El debate terminó a la madrugada y el proyecto tuvo 133 votos a favor, 115 en contra y 2 abstenciones.
El Frente de Todos tiene 119 diputados y necesitaba 10 votos más a favor. En bloque del lavagnismo y del socialismo señalaron que iban a acompañar, pero no todos los legisladores de esos bloques lo iban a hacer.
A la hora del conteo final, lo que se pudo observar es que el oficialismo esta vez perdió dos votos: el de una habitual aliada como Alma Sapag, del Movimiento Popular Neuquino que dio un duro discurso (dijo que traerá “más costos políticos y sociales que beneficios económicos” y que se judicializará) y el del santiagueño del Frente de Todos, Bernardo Herrera, internado con coronavirus.
Asimismo, el conteo de los votos reflejó los acuerdos previos con gobernadores como Juan Schiaretti, de Córdoba Federal, y el radical Gerardo Morales que como en el Presupuesto 2021 aportaron votos. Con estos acompañamientos, la votación final mostró 133 votos a favor, 115 en contra y 2 abstenciones.

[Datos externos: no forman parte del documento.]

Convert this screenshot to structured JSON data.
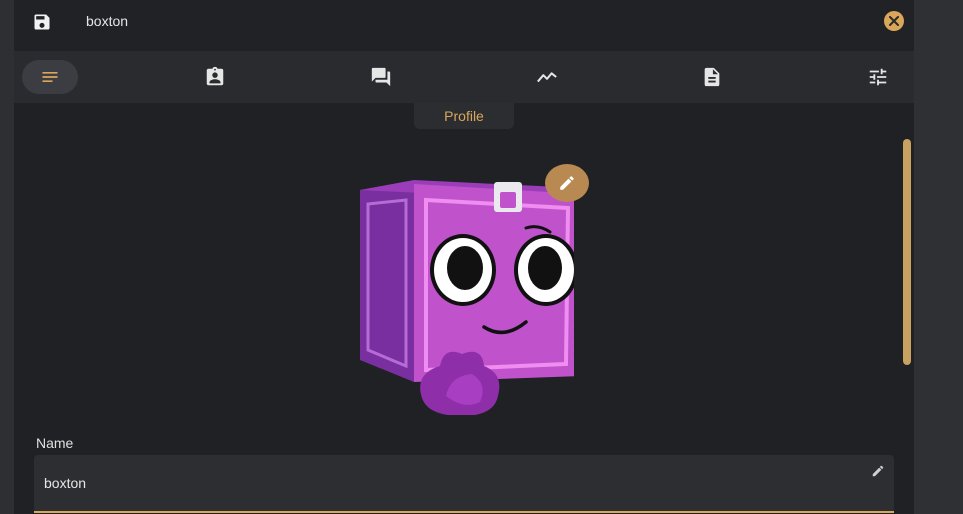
{
  "header": {
    "character_name": "boxton",
    "save_icon": "save-icon",
    "close_icon": "close-circle-icon"
  },
  "tabs": [
    {
      "icon": "notes-icon",
      "active": true
    },
    {
      "icon": "badge-clipboard-icon",
      "active": false
    },
    {
      "icon": "chat-icon",
      "active": false
    },
    {
      "icon": "trend-icon",
      "active": false
    },
    {
      "icon": "document-icon",
      "active": false
    },
    {
      "icon": "sliders-icon",
      "active": false
    }
  ],
  "tooltip": {
    "label": "Profile"
  },
  "avatar": {
    "edit_icon": "pencil-icon"
  },
  "name_field": {
    "label": "Name",
    "value": "boxton",
    "edit_icon": "pencil-icon"
  },
  "colors": {
    "accent": "#d9a65a",
    "background": "#202125",
    "avatar_purple": "#b24fc2"
  }
}
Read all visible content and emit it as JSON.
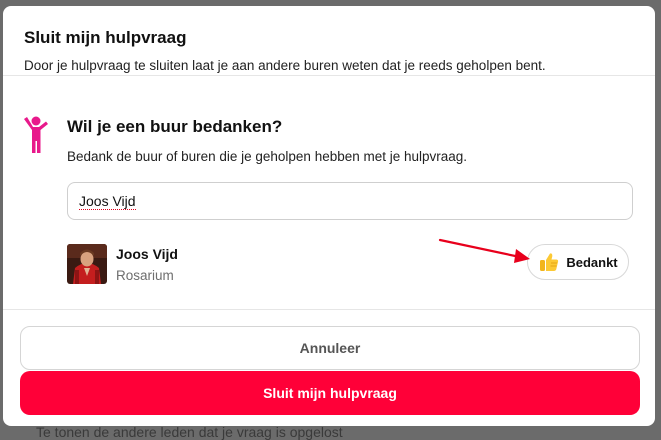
{
  "modal": {
    "title": "Sluit mijn hulpvraag",
    "subtitle": "Door je hulpvraag te sluiten laat je aan andere buren weten dat je reeds geholpen bent."
  },
  "thank_section": {
    "icon": "person-raising-hand-icon",
    "title": "Wil je een buur bedanken?",
    "description": "Bedank de buur of buren die je geholpen hebben met je hulpvraag.",
    "search_value": "Joos Vijd"
  },
  "result": {
    "name": "Joos Vijd",
    "subtitle": "Rosarium",
    "thank_button": {
      "icon": "thumbs-up-icon",
      "label": "Bedankt"
    }
  },
  "footer": {
    "cancel_label": "Annuleer",
    "confirm_label": "Sluit mijn hulpvraag"
  },
  "background": {
    "partial_text": "Te tonen de andere leden dat je vraag is opgelost"
  },
  "colors": {
    "accent": "#ff0038",
    "icon_magenta": "#e8198b",
    "annotation_arrow": "#e8001c"
  }
}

El voto de los diputados jujeños
Cuatro legisladores jujeños apoyaron la aprobación, uno voto en contra y el restante directamente no votó.
- Carolina Moisés (Frente de Todos): Afirmativo
- José Luis Martiarena (Frente de Todos): Afirmativo
- Julio Ferreyra (Frente de Todos): Sin voto
- Gabriela Burgos (UCR): Afirmativo
- Jorge Rizzotti (UCR): Afirmativo
- Osmar Monaldi (PRO): Negativo
El proyecto
El proyecto de ley de Aporte Solidario Extraordinario alcanzaría a poco más de 9.200 personas que tienen patrimonios declarados de más de 200 millones de pesos. En sus ejes centrales establece que es un aporte por única vez que va a alcanzar exclusivamente a las personas humanas de elevado nivel patrimonial. Sólo están incluidos quienes posean una riqueza declarada superior a los 200 millones de pesos, con una alícuota del 2%, que incrementa a medida que el patrimonio es mayor.
Alrededor de la mitad de los 9200 personas que serían alcanzadas por este aporte tiene declarados una fortuna que va de los $ 200 millones a los 400 millones de pesos. En ese sentido, la tasa más alta del impuesto alcanza, según los datos aportados por la Afip, a menos de 300 personas.
En el caso de que los bienes declarados estén en el exterior, las alícuotas son un 50% mayores.
Un punto muy criticado por la oposición es que el proyecto grava el capital de trabajo, los bienes de cambio, la maquinaria, así como también a los accionistas locales.